Right pallet wrap can shrink waste and stretch budgets

Lindum Packaging specialises in the efficient use of transit packaging materials to maximise pallet stability and minimise environmental impact. Rick Sellars, business development manager, warns that neglecting pallet wrap can result in financial loss and increased waste.

OVER-wrapped pallets rarely make the news. They’re not visible to the increasingly waste-conscious consumer and, as long as products arrive intact, retailers are happy. But transit packaging, particularly stretch wrap, is an often overlooked and undervalued part of the packaging chain. 

As such, many businesses are missing an opportunity to improve performance, save money and reduce packaging waste by as much as 50%.

We regularly see three common mistakes which, if addressed, are opportunities for companies to quickly improve their performance and their profits.

One of the main errors is choosing stretch wrap in isolation, without considering the machinery it will be used with, or the products it will wrap. 

Rick Sellars

Since all products behave differently in transit, (for example, bottles of lemonade have more stability issues than packets of crisps), there is no ‘one size fits all’ solution. 

When buying wrap you need to ensure you’re buying the right film specification for the job and that it will work effectively with your wrapping machinery.

A second common issue is using far more wrap than is needed to ensure stability, resulting in huge volumes of unnecessary plastic waste. This stems from the fear that wrapping film will snap during transit, so it’s best to add another layer.

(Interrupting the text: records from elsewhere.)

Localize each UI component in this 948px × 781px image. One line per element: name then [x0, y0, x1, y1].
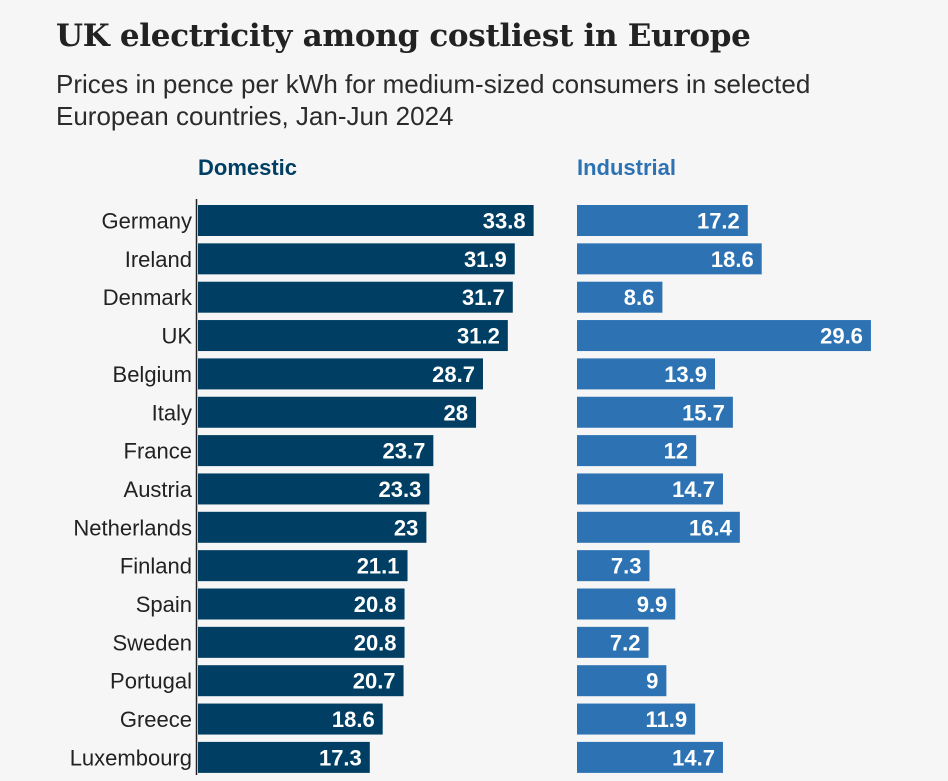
category-label: Ireland: [125, 247, 192, 272]
industrial-series-header: Industrial: [577, 155, 677, 180]
domestic-bar: [198, 358, 483, 390]
category-label: Germany: [102, 209, 192, 234]
category-label: UK: [161, 324, 192, 349]
industrial-value-label: 11.9: [646, 707, 688, 732]
industrial-bar: [577, 550, 650, 582]
domestic-value-label: 20.8: [354, 592, 397, 617]
chart-title: UK electricity among costliest in Europe: [56, 18, 751, 54]
industrial-value-label: 7.3: [611, 554, 642, 579]
industrial-value-label: 13.9: [664, 362, 707, 387]
domestic-bar: [198, 550, 408, 582]
industrial-value-label: 16.4: [689, 515, 733, 540]
domestic-value-label: 23.7: [383, 439, 426, 464]
industrial-bar: [577, 358, 716, 390]
industrial-value-label: 15.7: [682, 400, 725, 425]
industrial-bar: [577, 665, 667, 697]
category-label: Finland: [120, 554, 192, 579]
industrial-bar: [577, 588, 676, 620]
domestic-value-label: 31.7: [462, 285, 505, 310]
domestic-value-label: 18.6: [332, 707, 375, 732]
category-label: Greece: [120, 707, 192, 732]
domestic-value-label: 28.7: [432, 362, 475, 387]
industrial-bar: [577, 626, 649, 658]
domestic-bar: [198, 396, 477, 428]
category-label: Denmark: [103, 285, 193, 310]
industrial-bar: [577, 703, 696, 735]
domestic-value-label: 31.2: [457, 324, 500, 349]
industrial-value-label: 14.7: [672, 477, 715, 502]
domestic-value-label: 20.7: [353, 669, 396, 694]
category-label: Italy: [152, 400, 192, 425]
domestic-bar: [198, 741, 370, 773]
industrial-value-label: 7.2: [610, 630, 641, 655]
industrial-bar: [577, 741, 723, 773]
industrial-value-label: 9: [646, 669, 658, 694]
industrial-value-label: 29.6: [820, 324, 863, 349]
industrial-bar: [577, 435, 697, 467]
domestic-bar: [198, 320, 508, 352]
industrial-bar: [577, 511, 740, 543]
domestic-bar: [198, 473, 430, 505]
domestic-bar: [198, 703, 383, 735]
domestic-bar: [198, 243, 515, 275]
domestic-bar: [198, 435, 434, 467]
chart-subtitle: Prices in pence per kWh for medium-sized…: [56, 69, 811, 131]
industrial-bar: [577, 281, 663, 313]
domestic-bar: [198, 205, 534, 236]
domestic-value-label: 31.9: [464, 247, 507, 272]
industrial-bar: [577, 473, 723, 505]
category-label: Portugal: [110, 669, 192, 694]
domestic-value-label: 17.3: [319, 745, 362, 770]
domestic-bar: [198, 511, 427, 543]
industrial-bar: [577, 243, 762, 275]
industrial-bar: [577, 320, 871, 352]
domestic-value-label: 23: [394, 515, 418, 540]
category-label: Netherlands: [73, 515, 192, 540]
category-label: Spain: [136, 592, 192, 617]
industrial-value-label: 9.9: [637, 592, 668, 617]
domestic-series-header: Domestic: [198, 155, 298, 180]
category-label: Luxembourg: [70, 745, 192, 770]
industrial-value-label: 18.6: [711, 247, 754, 272]
domestic-bar: [198, 588, 405, 620]
category-label: Sweden: [112, 630, 192, 655]
domestic-bar: [198, 626, 405, 658]
category-label: Belgium: [113, 362, 192, 387]
domestic-bar: [198, 665, 404, 697]
industrial-value-label: 14.7: [672, 745, 715, 770]
industrial-value-label: 12: [664, 439, 688, 464]
domestic-value-label: 28: [444, 400, 468, 425]
domestic-value-label: 33.8: [483, 209, 526, 234]
domestic-value-label: 21.1: [357, 554, 400, 579]
industrial-bar: [577, 205, 748, 236]
category-label: Austria: [124, 477, 193, 502]
category-label: France: [124, 439, 192, 464]
industrial-value-label: 17.2: [697, 209, 740, 234]
domestic-bar: [198, 281, 513, 313]
industrial-bar: [577, 396, 733, 428]
domestic-value-label: 20.8: [354, 630, 397, 655]
industrial-value-label: 8.6: [624, 285, 655, 310]
domestic-value-label: 23.3: [379, 477, 422, 502]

The opposite is in fact the case. Too often stretch wrap is not stretched far enough to ensure it reaches its optimum performance. This leaves stretch in the film meaning there is room for movement during transit, creating instability and leading to product damage. 

By using the right wrap at the right tension, a smaller amount of wrap will generate greater stability, reducing usage and cost.

A third mistake is not correctly calibrating the pallet wrapping machine with the wrap being used. 

Regularly reviewing the settings and ensuring they are correct is often a quick fix for reducing usage and waste.

These problems can often be solved simply by switching to a more appropriate and higher-quality wrapping material. 

Many businesses are using 23-micron film where, for example, a 10-micron Carestretch NANO film would be far more effective. Multi-layer nano materials can stretch up to 50% further without compromising strength or puncture resistance, and making the switch is usually a matter of making a simple adjustment to existing machinery.

While the price per kilo can be higher for these materials, the price per pallet wrapped is more economical because less is needed to provide the same level of protection as thicker wrap. 

While cost reduction is often a higher priority than plastic reduction, in this case they go hand-in-hand.

That’s what a frozen ready meal factory found when we were asked to assess its packaging processes. We identified both packaging waste and cost reduction as areas for improvement and after extensive testing recommended the use of Carestretch pallet wrapping film to reduce the amount of plastic required to wrap each pallet and increase stability.

The result was a 59% reduction in film used to wrap each pallet. 

Similarly, when we suggested an alternative wrapping film for a major confectionary manufacturer, it saw a 48.4% reduction in the amount of pallet wrap used. That equates to more than 14 tonnes less polythene being sent to landfill every year.

Additionally, the confectioner experienced less downtime in production, as the new material significantly reduced film breaks and snaps.

Although factories can be reluctant to make the change, especially if what they’re using seems to be working, the benefits of assessing the suitability of wrapping films far outweigh the convenience of maintaining the status quo. 

Since the discovery of polypropylene and the manufacturing of plastics for packaging purposes skyrocketing in the 1950s, the production of plastic has reached around 9.2 billion metric tonnes worldwide. Of this amount, approximately five billion metric tonnes have ended up as waste.

Switching pallet wrap may seem like a small change, but there are long term gains to be had for both the bottom line of businesses, the environment, your brand and corporate image.